The scaling problem in LLM agent simulations
LLM-driven simulations break down when every agent reasons on every time step. A small world can feel coherent in a demo, but long timelines create latency, cost, and state drift.
The core issue is that LLM latency is not simulated time. A simulated hour may contain hundreds of small actions, but only a few of them require language reasoning, social judgment, or strategic planning.
What multi-fidelity means
Multi-fidelity simulation assigns different execution modes to different moments. Low fidelity uses deterministic rules. Mid fidelity uses heuristics or probabilistic transitions. High fidelity uses an LLM because the decision is ambiguous, social, or consequential.
This keeps the system cheaper and more controllable. Routine behavior stays fast, while meaningful decisions still receive richer cognition.
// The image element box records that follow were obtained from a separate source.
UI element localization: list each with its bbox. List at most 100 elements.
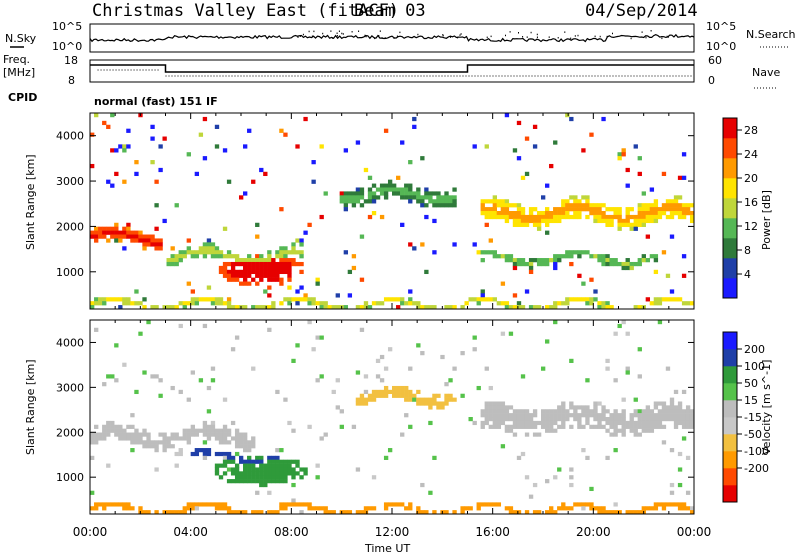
heatmap-cell xyxy=(669,448,675,453)
heatmap-cell xyxy=(565,301,570,306)
heatmap-cell xyxy=(545,424,550,429)
heatmap-cell xyxy=(657,417,663,422)
heatmap-cell xyxy=(166,261,171,267)
heatmap-cell xyxy=(371,397,377,402)
heatmap-cell xyxy=(174,436,179,441)
nsearch-point xyxy=(374,37,376,40)
heatmap-cell xyxy=(383,366,389,371)
nsearch-point xyxy=(442,34,444,36)
heatmap-cell xyxy=(677,506,683,511)
heatmap-cell xyxy=(536,258,542,263)
heatmap-cell xyxy=(432,305,437,310)
heatmap-cell xyxy=(645,420,651,426)
heatmap-cell xyxy=(126,222,131,227)
heatmap-cell xyxy=(641,428,646,433)
heatmap-cell xyxy=(516,510,522,515)
heatmap-cell xyxy=(641,254,646,259)
heatmap-cell xyxy=(359,305,365,310)
heatmap-cell xyxy=(585,413,590,418)
heatmap-cell xyxy=(243,273,248,278)
heatmap-cell xyxy=(649,207,655,212)
heatmap-cell xyxy=(673,405,679,410)
heatmap-cell xyxy=(633,261,638,267)
heatmap-cell xyxy=(259,277,264,282)
heatmap-cell xyxy=(222,506,228,511)
heatmap-cell xyxy=(375,389,381,395)
heatmap-cell xyxy=(126,234,131,239)
heatmap-cell xyxy=(601,261,606,267)
heatmap-cell xyxy=(565,413,570,418)
heatmap-cell xyxy=(234,305,240,310)
heatmap-cell xyxy=(234,254,240,259)
heatmap-cell xyxy=(275,475,280,480)
heatmap-cell xyxy=(428,199,433,204)
heatmap-cell xyxy=(238,258,244,263)
heatmap-cell xyxy=(251,467,256,472)
heatmap-cell xyxy=(420,401,425,406)
heatmap-cell xyxy=(581,424,586,429)
nsearch-point xyxy=(330,30,332,32)
heatmap-cell xyxy=(383,195,389,200)
heatmap-cell xyxy=(553,409,558,414)
heatmap-cell xyxy=(488,199,493,204)
heatmap-cell xyxy=(601,405,606,410)
velocity-heatmap-cells xyxy=(90,320,695,515)
heatmap-cell xyxy=(577,413,582,418)
heatmap-cell xyxy=(234,269,240,275)
heatmap-cell xyxy=(307,424,312,429)
heatmap-cell xyxy=(420,195,425,200)
heatmap-cell xyxy=(553,140,558,145)
heatmap-cell xyxy=(496,301,502,306)
heatmap-cell xyxy=(202,448,208,453)
heatmap-cell xyxy=(150,305,155,310)
heatmap-cell xyxy=(601,417,606,422)
heatmap-cell xyxy=(142,297,147,302)
heatmap-cell xyxy=(420,203,425,208)
heatmap-cell xyxy=(416,401,421,406)
heatmap-cell xyxy=(271,273,276,278)
heatmap-cell xyxy=(565,254,570,259)
heatmap-cell xyxy=(259,463,264,468)
heatmap-cell xyxy=(311,506,316,511)
heatmap-cell xyxy=(601,413,606,418)
heatmap-cell xyxy=(383,502,389,507)
nsearch-point xyxy=(574,35,576,37)
heatmap-cell xyxy=(601,510,606,515)
heatmap-cell xyxy=(251,179,256,184)
heatmap-cell xyxy=(573,203,578,208)
heatmap-cell xyxy=(339,424,344,429)
heatmap-cell xyxy=(589,277,594,282)
heatmap-cell xyxy=(359,195,365,200)
heatmap-cell xyxy=(126,128,131,133)
heatmap-cell xyxy=(271,301,276,306)
heatmap-cell xyxy=(379,187,385,192)
heatmap-cell xyxy=(681,506,687,511)
heatmap-cell xyxy=(291,246,296,251)
heatmap-cell xyxy=(154,305,159,310)
heatmap-cell xyxy=(589,413,594,418)
heatmap-cell xyxy=(528,417,534,422)
heatmap-cell xyxy=(484,413,489,418)
colorbar-tick-label: 200 xyxy=(744,343,765,356)
heatmap-cell xyxy=(553,428,558,433)
heatmap-cell xyxy=(504,113,510,118)
heatmap-cell xyxy=(251,261,256,267)
heatmap-cell xyxy=(303,471,308,476)
heatmap-cell xyxy=(532,432,538,437)
x-tick-label: 16:00 xyxy=(475,525,510,539)
heatmap-cell xyxy=(685,455,691,460)
heatmap-cell xyxy=(669,203,675,208)
heatmap-cell xyxy=(432,455,437,460)
heatmap-cell xyxy=(609,258,614,263)
heatmap-cell xyxy=(210,432,216,437)
heatmap-cell xyxy=(194,171,200,177)
heatmap-cell xyxy=(271,265,276,271)
heatmap-cell xyxy=(416,397,421,402)
colorbar-swatch xyxy=(723,178,737,199)
heatmap-cell xyxy=(589,254,594,259)
heatmap-cell xyxy=(363,506,369,511)
heatmap-cell xyxy=(126,230,131,235)
heatmap-cell xyxy=(532,305,538,310)
heatmap-cell xyxy=(283,502,288,507)
nsearch-point xyxy=(417,33,419,36)
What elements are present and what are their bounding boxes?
- Low fidelity: schedules, decay, routine movement, and simple state changes.
- Mid fidelity: segment heuristics, probability weights, and known behavior priors.
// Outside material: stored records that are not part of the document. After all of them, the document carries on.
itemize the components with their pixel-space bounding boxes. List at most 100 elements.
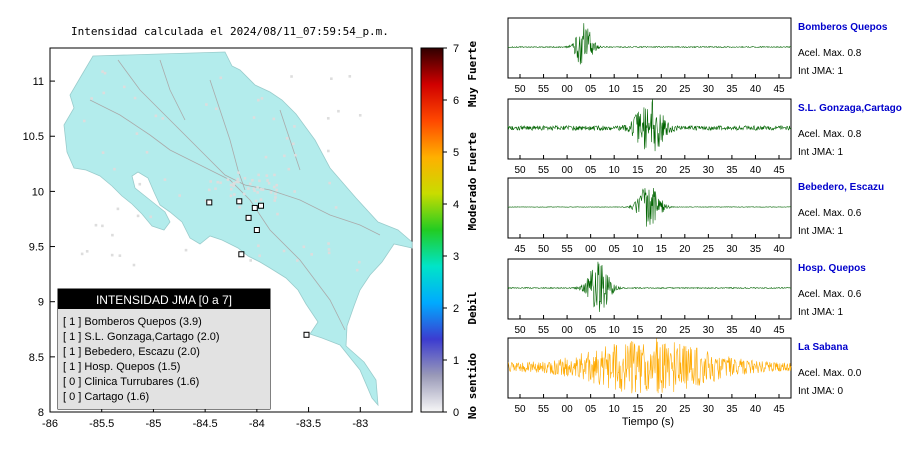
legend-header (58, 289, 270, 309)
waveform-tick-label: 05 (585, 84, 597, 95)
road-network-3 (159, 59, 301, 191)
map-y-ticks: 11 10.5 10 9.5 9 8.5 8 (23, 76, 55, 419)
waveform-panel: 50 55 00 05 10 15 20 25 30 35 40 45 Bomberos Quepos A… (507, 17, 888, 95)
settlement-dot (328, 181, 331, 185)
waveform-tick-label: 30 (726, 244, 738, 255)
waveform-tick-label: 15 (632, 404, 644, 415)
settlement-dot (110, 253, 114, 257)
colorbar-tick-label: 1 (453, 355, 459, 367)
waveform-tick-label: 00 (585, 244, 597, 255)
settlement-dot (293, 190, 296, 193)
settlement-dot (264, 155, 268, 159)
settlement-dot (135, 132, 139, 135)
settlement-dot (163, 178, 167, 181)
waveform-tick-label: 30 (703, 404, 715, 415)
settlement-dot (161, 117, 165, 120)
settlement-dot (247, 187, 250, 190)
waveform-trace (507, 261, 792, 312)
waveform-tick-label: 10 (609, 404, 621, 415)
settlement-dot (229, 187, 233, 191)
waveform-tick-label: 55 (538, 84, 550, 95)
legend-items: [ 1 ] Bomberos Quepos (3.9) [ 1 ] S.L. Go… (63, 316, 220, 403)
max-acceleration: Acel. Max. 0.0 (798, 368, 862, 379)
max-acceleration: Acel. Max. 0.8 (798, 129, 862, 140)
settlement-dot (133, 96, 137, 100)
map-x-tick-label: -83.5 (296, 418, 321, 430)
colorbar-tick-label: 5 (453, 147, 459, 159)
waveform-tick-label: 20 (679, 244, 691, 255)
settlement-dot (258, 179, 261, 183)
settlement-dot (267, 181, 271, 185)
settlement-dot (275, 188, 278, 192)
settlement-dot (216, 180, 220, 184)
settlement-dot (243, 176, 247, 180)
waveform-tick-label: 20 (656, 165, 668, 176)
waveform-tick-label: 35 (726, 325, 738, 336)
settlement-dot (82, 119, 86, 123)
settlement-dot (232, 184, 235, 188)
jma-intensity: Int JMA: 1 (798, 226, 843, 237)
settlement-dot (295, 259, 299, 262)
map-x-ticks: -86 -85.5 -85 -84.5 -84 -83.5 -83 (42, 407, 368, 430)
waveform-tick-label: 20 (656, 325, 668, 336)
settlement-dot (252, 187, 256, 191)
legend-title: INTENSIDAD JMA [0 a 7] (96, 293, 232, 307)
settlement-dot (102, 91, 106, 95)
settlement-dot (229, 183, 233, 187)
settlement-dot (274, 196, 277, 199)
legend-item: [ 1 ] Hosp. Quepos (1.5) (63, 361, 180, 373)
waveform-tick-label: 55 (538, 165, 550, 176)
map-title: Intensidad calculada el 2024/08/11_07:59… (71, 25, 389, 38)
settlement-dots (80, 70, 362, 272)
waveform-tick-label: 50 (514, 165, 526, 176)
colorbar-labels: No sentido Debil Moderado Fuerte Muy Fuerte (466, 41, 479, 420)
waveform-tick-label: 15 (632, 165, 644, 176)
settlement-dot (154, 114, 158, 118)
settlement-dot (251, 178, 254, 182)
settlement-dot (219, 76, 223, 80)
station-marker (303, 331, 310, 338)
settlement-dot (334, 206, 338, 209)
settlement-dot (330, 77, 333, 81)
map-x-tick-label: -85 (145, 418, 161, 430)
station-marker (253, 227, 260, 233)
map-x-tick-label: -84.5 (193, 418, 218, 430)
settlement-dot (256, 191, 259, 194)
settlement-dot (90, 97, 93, 100)
colorbar-tick-label: 7 (453, 43, 459, 55)
waveform-tick-label: 25 (679, 84, 691, 95)
costa-rica-land (63, 51, 413, 407)
waveform-trace (507, 23, 792, 65)
settlement-dot (238, 205, 241, 209)
waveform-tick-label: 05 (585, 325, 597, 336)
settlement-dot (287, 167, 291, 171)
settlement-dot (145, 150, 149, 154)
settlement-dot (274, 192, 277, 196)
road-network-2 (89, 99, 346, 331)
waveform-tick-label: 30 (703, 325, 715, 336)
settlement-dot (355, 268, 359, 272)
settlement-dot (138, 182, 142, 186)
settlement-dot (259, 198, 263, 201)
waveform-panel: 45 50 55 00 05 10 15 20 25 30 35 40 Bebedero, Escazu… (507, 177, 884, 255)
legend-item: [ 1 ] Bomberos Quepos (3.9) (63, 316, 202, 328)
map-y-tick-label: 10.5 (23, 131, 44, 143)
settlement-dot (232, 182, 236, 185)
map-x-tick-label: -85.5 (89, 418, 114, 430)
settlement-dot (348, 75, 352, 78)
settlement-dot (272, 185, 276, 189)
waveform-tick-label: 15 (632, 84, 644, 95)
settlement-dot (293, 125, 296, 128)
colorbar-tick-label: 2 (453, 303, 459, 315)
settlement-dot (276, 212, 279, 216)
settlement-dot (275, 183, 279, 187)
settlement-dot (209, 180, 212, 183)
colorbar-label: Debil (466, 291, 479, 324)
settlement-dot (254, 199, 258, 203)
waveform-tick-label: 10 (632, 244, 644, 255)
waveform-tick-label: 30 (703, 165, 715, 176)
colorbar-label: No sentido (466, 353, 479, 420)
map-y-tick-label: 8 (38, 407, 44, 419)
settlement-dot (226, 178, 230, 181)
waveform-tick-label: 25 (679, 404, 691, 415)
- High fidelity: negotiation, objection handling, persuasion, conflict, and planning.
Time dilation without losing coherence
Time dilation lets teams accelerate or slow down simulated time with a speed factor. The risk is that agents may skip meaningful context or make decisions that do not match their memories.
A reliable design uses checkpoints. The system compresses quiet periods, summarizes what changed, and only expands moments where decisions, interactions, or surprises occur.
A practical routing policy
A useful routing policy starts with importance. Each event receives a score based on novelty, emotional weight, strategic relevance, and whether it changes the agent's goals or relationships.
When the score is low, rules handle it. When the score is medium, heuristics update state. When the score is high, the LLM sees the relevant memories, current world state, and action constraints before planning.
- Score events by novelty, relevance, emotional intensity, and risk.
- Compress low-signal intervals into memory summaries.
- Call the LLM only when a decision changes future behavior.
- Log routing decisions so the simulation remains debuggable.